Applying the trained model to classify spheroids
The model that we had created in the previous step is now deployed in another workflow to detect ready-to-use spheroids. This second workflow retrieves images taken with the CytoSMARTⓇ Lux2 and Lux3 BR batchwise from a SiLA server, loads them into KNIME and analyzes them. The results are compiled in a report that is automatically sent to the scientist via email, and the corresponding classification data is sent back to the SiLA server.
Please note that the images do not necessarily need to be retrieved from a SiLA server, but as the CytoSMARTⓇ devices can be controlled using the SiLA standard for lab automation, we wanted to showcase this capability and mimic an automated environment/lab setup.
To retrieve a batch of 6 images stemming from one 6-well assay plate from a mimicked SiLA 2 server, we reuse the shared components from our previous proof-of-concept SiLA blog post, User-friendly end-to-end lab automation in action.
The shared component Get binary stream from Sila Server requests and receives a binary stream from the SiLA 2 Server, and automatically creates a Binary Object column. In the following metanode the content of that Binary Object column is written into a file in a temporary directory. Since we expect the binary stream to contain an entire ZIP archive, we create and extract such an archive, and a table with file paths pointing to the images is returned from the metanode. We use the Column Expression node to extract the image filename and read the images into KNIME with the Image Reader (Table) node. We preprocess the images as described above (resizing, duplicate grayscale to RGB channels) to bring them into the correct input format that is required for the re-trained Resnet50 model. The Keras Network Reader node loads in the previously trained deep learning network (called best_model.h5) and the DL Python Network Executor applies the model on the images to detect spheroids.
In the last step, we use the provided shared component Send Results to SiLA Server to configure the host name, port, and the column with keys and values containing the newly created classification data and push the data back to the SiLA 2 Server.
Outcome report sent to application scientist automatically
To inform the scientist about the outcome of the classification, we also create a report if at least 3 out of the 6 wells (each well represented by one image) per plate were predicted to contain a ready-to-use spheroid. The report contains the classification as well as the corresponding image, so that the scientist can double-check and decide if the plate is ready for further experiments (Figure 5).

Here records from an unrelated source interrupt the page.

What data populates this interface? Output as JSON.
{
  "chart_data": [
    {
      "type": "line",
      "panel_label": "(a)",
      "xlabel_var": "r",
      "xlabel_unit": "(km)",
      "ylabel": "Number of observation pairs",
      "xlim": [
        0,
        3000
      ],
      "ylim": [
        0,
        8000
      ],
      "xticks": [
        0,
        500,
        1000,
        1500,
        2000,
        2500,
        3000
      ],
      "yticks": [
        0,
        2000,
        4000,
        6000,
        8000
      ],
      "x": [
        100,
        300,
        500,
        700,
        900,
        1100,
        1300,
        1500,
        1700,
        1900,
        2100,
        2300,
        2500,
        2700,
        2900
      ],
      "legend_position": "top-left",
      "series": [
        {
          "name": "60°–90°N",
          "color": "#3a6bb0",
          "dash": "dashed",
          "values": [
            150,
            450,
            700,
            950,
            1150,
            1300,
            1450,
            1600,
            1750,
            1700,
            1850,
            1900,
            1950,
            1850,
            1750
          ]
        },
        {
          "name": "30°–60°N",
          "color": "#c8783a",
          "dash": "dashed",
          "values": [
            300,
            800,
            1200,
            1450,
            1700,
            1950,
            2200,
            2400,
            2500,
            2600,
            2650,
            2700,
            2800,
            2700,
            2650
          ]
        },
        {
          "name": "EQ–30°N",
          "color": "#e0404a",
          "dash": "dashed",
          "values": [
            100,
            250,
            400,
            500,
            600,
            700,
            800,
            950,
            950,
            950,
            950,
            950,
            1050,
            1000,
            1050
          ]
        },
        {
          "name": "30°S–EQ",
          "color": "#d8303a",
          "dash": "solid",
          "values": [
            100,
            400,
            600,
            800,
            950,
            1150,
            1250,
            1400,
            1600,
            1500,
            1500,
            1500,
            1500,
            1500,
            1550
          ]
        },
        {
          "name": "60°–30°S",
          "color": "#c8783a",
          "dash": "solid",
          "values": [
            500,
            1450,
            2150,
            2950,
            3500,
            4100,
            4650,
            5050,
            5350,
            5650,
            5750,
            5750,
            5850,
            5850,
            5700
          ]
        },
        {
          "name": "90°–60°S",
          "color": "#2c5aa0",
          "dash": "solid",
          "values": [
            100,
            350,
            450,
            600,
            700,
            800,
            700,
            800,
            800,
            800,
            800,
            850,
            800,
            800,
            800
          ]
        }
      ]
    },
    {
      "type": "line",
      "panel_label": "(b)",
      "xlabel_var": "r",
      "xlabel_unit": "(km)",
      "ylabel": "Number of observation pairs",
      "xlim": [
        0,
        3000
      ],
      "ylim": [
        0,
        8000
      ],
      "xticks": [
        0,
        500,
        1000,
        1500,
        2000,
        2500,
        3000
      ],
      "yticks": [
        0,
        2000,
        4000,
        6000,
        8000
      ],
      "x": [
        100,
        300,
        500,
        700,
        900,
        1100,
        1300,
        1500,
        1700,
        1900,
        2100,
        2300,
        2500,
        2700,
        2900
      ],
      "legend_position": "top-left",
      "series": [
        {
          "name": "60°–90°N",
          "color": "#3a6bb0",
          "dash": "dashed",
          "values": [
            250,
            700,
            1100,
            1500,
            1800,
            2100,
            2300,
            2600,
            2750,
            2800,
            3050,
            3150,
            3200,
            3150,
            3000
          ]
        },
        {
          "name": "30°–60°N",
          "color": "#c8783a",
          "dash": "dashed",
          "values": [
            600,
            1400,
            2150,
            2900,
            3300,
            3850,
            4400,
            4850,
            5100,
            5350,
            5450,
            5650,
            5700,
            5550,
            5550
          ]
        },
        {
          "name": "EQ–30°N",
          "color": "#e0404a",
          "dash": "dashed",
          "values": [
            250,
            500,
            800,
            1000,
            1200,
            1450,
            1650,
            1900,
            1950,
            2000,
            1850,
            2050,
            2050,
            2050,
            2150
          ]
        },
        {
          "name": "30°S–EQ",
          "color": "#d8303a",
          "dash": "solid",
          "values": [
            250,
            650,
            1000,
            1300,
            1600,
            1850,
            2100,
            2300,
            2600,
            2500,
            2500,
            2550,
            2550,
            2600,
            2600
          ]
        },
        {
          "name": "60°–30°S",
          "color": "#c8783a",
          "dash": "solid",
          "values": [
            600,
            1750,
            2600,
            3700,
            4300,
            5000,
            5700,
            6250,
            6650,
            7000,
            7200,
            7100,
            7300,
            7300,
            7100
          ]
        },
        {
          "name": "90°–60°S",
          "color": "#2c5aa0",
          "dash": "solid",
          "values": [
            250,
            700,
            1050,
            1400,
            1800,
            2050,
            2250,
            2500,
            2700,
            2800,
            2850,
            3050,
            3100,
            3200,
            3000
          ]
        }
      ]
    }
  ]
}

Automating image classification with KNIME Server
Since this process needs to be repeated not only for all the 6-well plates present, but also every 2-4 hours when new images of the plates are taken to monitor the progress in cell aggregation, we utilize the automation and scheduling capabilities of the KNIME Server. The KNIME Server’s scheduling functionality allows us to execute our spheroid detection workflow several times a day whenever fresh microscope images have been taken.
To make our lives even easier, we will also let the KNIME Server send us an Email every time the workflow is finished and attach the report in PDF format.
Automatic spheroid detection in automated lab environment
In this project we teamed up with CytoSMARTⓇ to establish a proof-of-concept pipeline that automatically detects mature spheroids in pictures taken on 6-well plates and informs the scientist if more than half of the spheroids on the plate were classified as mature. We have shown that this pipeline works in an automated lab environment by retrieving and sending data from and to a SiLA 2 server.